C’est dimanche, un dimanche comme les autres.
Voila juste 5 heures que tu es parti à ta réunion de cellule. Vers midi 30, après avoir lavé et nourri le bébé, j’ai sorti du feu mon riz cuit à point et je me suis mise à t’attendre. Depuis, de demi heure en demi heure, j’ai remis, ôté, remis sur le feu mon riz refroidi, brûlé, desséché, immangeable… Puis j’ai commencé à tourner en rond comme un lion en cage. Tu ne rentrais toujours pas; le bébé s’était mis à pleurer, de ce petit cri énervé toujours le même qui, doucement, tout doucement vous rendrait fou. Exactement au même rythme, ma rage commençait à tout envahir, à tout étouffer…


Alors, pour tacher de ne plus penser à toi, t’injurier, te souhaiter mille morts des plus violentes, je me suis mise à dire, en tricotant, avec le calme et l’énergie du désespoir, un poème entier d’Apolinnaire, puis un autre de Verlaine; je passais ensuite, consciencieusement, aux Fables de Lafontaine; à bout d’arguments j’hésitai entre le chapelet et la table de multiplication quand tu es entré. 3h10. Avec ton plus adorable sourire, tu viens de t’assoir à table.

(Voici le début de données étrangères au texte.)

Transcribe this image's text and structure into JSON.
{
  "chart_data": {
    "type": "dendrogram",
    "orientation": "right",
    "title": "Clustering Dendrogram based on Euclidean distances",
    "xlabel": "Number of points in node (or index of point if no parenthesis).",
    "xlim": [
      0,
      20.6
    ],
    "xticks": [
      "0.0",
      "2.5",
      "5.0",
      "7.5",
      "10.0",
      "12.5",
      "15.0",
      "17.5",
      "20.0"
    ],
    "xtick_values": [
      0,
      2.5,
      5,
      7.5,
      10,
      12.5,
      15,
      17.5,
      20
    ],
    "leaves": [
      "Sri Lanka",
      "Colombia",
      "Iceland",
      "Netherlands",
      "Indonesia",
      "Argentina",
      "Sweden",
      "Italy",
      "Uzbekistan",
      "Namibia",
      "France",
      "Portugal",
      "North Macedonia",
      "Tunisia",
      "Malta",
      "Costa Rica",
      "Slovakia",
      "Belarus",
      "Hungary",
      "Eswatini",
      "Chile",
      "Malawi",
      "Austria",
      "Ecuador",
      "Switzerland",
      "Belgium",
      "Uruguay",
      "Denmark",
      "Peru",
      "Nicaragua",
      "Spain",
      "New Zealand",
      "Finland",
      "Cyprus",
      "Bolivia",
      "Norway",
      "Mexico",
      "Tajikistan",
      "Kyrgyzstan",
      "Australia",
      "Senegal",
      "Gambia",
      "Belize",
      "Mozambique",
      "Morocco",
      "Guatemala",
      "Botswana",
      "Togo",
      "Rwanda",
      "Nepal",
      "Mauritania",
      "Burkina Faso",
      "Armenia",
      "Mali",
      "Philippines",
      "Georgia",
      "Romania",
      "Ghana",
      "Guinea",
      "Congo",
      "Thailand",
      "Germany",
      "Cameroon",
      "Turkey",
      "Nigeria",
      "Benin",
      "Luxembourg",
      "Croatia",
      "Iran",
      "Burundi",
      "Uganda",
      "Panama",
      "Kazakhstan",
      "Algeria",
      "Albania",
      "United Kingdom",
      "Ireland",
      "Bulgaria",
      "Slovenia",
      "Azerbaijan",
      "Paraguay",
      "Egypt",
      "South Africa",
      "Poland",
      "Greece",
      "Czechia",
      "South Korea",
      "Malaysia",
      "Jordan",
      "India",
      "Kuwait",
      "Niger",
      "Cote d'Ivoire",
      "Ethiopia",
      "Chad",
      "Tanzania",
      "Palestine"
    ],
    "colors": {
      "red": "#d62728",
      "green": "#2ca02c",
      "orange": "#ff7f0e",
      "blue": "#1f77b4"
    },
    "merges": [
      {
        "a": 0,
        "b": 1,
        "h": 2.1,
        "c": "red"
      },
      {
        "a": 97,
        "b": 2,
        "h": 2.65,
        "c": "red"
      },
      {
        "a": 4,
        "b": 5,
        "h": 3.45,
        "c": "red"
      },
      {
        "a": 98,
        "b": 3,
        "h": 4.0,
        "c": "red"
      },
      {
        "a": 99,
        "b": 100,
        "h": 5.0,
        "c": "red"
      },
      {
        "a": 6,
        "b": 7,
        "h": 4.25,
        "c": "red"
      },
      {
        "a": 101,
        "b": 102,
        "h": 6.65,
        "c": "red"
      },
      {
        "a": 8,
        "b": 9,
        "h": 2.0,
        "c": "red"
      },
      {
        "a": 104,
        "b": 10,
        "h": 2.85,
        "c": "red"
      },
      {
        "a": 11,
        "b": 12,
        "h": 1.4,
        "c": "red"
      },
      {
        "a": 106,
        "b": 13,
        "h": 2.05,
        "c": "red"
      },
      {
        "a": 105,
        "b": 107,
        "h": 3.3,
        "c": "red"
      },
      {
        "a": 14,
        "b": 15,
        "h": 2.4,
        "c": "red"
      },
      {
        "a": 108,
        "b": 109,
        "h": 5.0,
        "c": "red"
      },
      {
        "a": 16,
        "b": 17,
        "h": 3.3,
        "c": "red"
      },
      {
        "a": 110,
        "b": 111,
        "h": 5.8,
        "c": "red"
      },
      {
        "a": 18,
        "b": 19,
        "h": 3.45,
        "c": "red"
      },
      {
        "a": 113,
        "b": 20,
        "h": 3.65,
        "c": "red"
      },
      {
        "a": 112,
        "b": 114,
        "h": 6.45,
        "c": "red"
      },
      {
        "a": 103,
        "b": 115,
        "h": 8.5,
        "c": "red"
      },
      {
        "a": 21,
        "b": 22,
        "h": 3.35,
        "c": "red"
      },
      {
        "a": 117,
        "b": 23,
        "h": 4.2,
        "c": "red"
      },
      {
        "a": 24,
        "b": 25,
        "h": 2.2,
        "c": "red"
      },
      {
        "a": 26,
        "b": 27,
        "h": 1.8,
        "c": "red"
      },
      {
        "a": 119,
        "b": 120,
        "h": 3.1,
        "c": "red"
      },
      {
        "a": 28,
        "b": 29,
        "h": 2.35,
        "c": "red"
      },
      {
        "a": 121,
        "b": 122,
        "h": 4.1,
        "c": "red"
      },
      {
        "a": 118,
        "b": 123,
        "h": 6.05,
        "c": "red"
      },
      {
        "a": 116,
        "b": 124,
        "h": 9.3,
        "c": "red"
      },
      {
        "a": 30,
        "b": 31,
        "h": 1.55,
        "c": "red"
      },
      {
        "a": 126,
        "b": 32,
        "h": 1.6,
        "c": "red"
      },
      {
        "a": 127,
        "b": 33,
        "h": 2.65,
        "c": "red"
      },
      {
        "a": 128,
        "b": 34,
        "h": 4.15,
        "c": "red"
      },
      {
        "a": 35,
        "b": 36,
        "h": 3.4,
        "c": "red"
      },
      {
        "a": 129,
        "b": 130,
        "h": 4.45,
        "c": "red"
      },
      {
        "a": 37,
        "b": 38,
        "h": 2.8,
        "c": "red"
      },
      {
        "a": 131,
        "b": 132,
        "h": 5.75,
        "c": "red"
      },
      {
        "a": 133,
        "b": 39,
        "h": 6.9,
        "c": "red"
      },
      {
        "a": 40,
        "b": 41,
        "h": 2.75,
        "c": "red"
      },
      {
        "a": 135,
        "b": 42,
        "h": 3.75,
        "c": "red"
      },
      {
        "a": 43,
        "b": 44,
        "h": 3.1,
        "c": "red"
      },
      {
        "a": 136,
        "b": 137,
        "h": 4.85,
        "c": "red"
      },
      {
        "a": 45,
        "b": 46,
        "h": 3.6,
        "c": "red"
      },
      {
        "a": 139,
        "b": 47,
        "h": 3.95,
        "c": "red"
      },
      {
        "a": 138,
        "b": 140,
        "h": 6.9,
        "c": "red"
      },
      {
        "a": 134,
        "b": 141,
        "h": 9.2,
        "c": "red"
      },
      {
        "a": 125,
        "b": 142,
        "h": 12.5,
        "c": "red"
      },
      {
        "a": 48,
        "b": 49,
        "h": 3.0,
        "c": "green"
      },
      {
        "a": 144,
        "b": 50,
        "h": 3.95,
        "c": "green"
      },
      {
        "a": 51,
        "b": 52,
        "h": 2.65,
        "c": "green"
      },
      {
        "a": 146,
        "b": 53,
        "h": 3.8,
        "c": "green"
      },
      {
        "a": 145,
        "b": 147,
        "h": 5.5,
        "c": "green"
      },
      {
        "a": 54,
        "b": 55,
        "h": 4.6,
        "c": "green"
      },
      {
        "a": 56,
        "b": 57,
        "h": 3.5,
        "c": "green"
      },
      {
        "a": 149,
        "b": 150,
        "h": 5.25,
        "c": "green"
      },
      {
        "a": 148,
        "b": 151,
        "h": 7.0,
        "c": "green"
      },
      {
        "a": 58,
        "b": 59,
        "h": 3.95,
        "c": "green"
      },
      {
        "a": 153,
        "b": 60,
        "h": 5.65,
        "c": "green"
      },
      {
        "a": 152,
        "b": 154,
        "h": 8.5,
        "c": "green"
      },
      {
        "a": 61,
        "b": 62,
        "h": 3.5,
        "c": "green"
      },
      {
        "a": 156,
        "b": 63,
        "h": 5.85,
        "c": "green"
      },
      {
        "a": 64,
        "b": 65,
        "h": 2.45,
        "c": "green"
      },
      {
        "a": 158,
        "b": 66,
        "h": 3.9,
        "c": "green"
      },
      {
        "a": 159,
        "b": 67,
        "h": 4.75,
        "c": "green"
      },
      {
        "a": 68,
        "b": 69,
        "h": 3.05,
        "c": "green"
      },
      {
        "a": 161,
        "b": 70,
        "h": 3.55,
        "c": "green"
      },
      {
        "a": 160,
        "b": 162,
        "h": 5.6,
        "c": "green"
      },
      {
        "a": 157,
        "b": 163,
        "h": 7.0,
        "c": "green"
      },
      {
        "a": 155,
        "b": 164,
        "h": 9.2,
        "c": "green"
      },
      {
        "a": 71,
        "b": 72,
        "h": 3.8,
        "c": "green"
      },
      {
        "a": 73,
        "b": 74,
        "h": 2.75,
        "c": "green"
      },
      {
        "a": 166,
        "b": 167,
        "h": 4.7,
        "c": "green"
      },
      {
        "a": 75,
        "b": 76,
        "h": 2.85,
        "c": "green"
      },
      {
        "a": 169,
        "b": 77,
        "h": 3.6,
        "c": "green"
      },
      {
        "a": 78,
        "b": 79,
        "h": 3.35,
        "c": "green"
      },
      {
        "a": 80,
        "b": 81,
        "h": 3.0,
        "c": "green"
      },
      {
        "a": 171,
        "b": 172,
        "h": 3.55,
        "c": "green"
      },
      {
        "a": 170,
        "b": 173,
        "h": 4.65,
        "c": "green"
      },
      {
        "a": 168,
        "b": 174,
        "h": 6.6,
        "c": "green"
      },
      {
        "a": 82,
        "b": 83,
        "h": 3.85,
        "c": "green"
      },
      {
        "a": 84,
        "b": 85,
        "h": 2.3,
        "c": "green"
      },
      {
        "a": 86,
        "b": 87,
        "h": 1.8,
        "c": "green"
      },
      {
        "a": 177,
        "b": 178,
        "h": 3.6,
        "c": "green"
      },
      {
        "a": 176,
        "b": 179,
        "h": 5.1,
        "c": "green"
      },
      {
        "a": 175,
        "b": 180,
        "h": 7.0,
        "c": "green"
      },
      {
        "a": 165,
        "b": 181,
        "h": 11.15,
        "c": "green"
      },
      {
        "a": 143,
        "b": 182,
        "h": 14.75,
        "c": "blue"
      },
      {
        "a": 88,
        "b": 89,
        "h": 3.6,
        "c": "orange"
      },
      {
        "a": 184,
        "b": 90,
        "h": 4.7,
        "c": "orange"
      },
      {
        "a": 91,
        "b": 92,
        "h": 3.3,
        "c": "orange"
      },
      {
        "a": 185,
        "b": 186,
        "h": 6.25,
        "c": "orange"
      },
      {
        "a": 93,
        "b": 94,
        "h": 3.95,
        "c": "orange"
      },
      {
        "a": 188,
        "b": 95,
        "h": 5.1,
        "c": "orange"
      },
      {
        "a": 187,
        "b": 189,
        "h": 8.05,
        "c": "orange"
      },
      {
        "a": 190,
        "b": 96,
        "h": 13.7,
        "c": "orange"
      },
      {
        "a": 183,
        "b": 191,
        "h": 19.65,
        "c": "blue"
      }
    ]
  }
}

Il paraît que tu as grand faim !…

Tu ne t’es encore aperçu de rien. Moi, dents serrées, je te demande, aussi calmement que possible, à quel heure mangent les copains. Aussitôt sur la défensive, tu mes dis qu’ils viennent de rentrer chez eux, à quoi je réponds qu’ils ont une sacrée veine d’avoir pour femmes des saintes ou des natures d’esclaves. Pour toi, qui n’as pas cette chance, tu seras tout à fait gentil de te débrouiller au plus tôt une bonne et un restaurant. tu as parfaitement le droit de gaspiller ton temps mais j’attache beaucoup trop d’importance au mien pour le mettre davantage à ta disposition.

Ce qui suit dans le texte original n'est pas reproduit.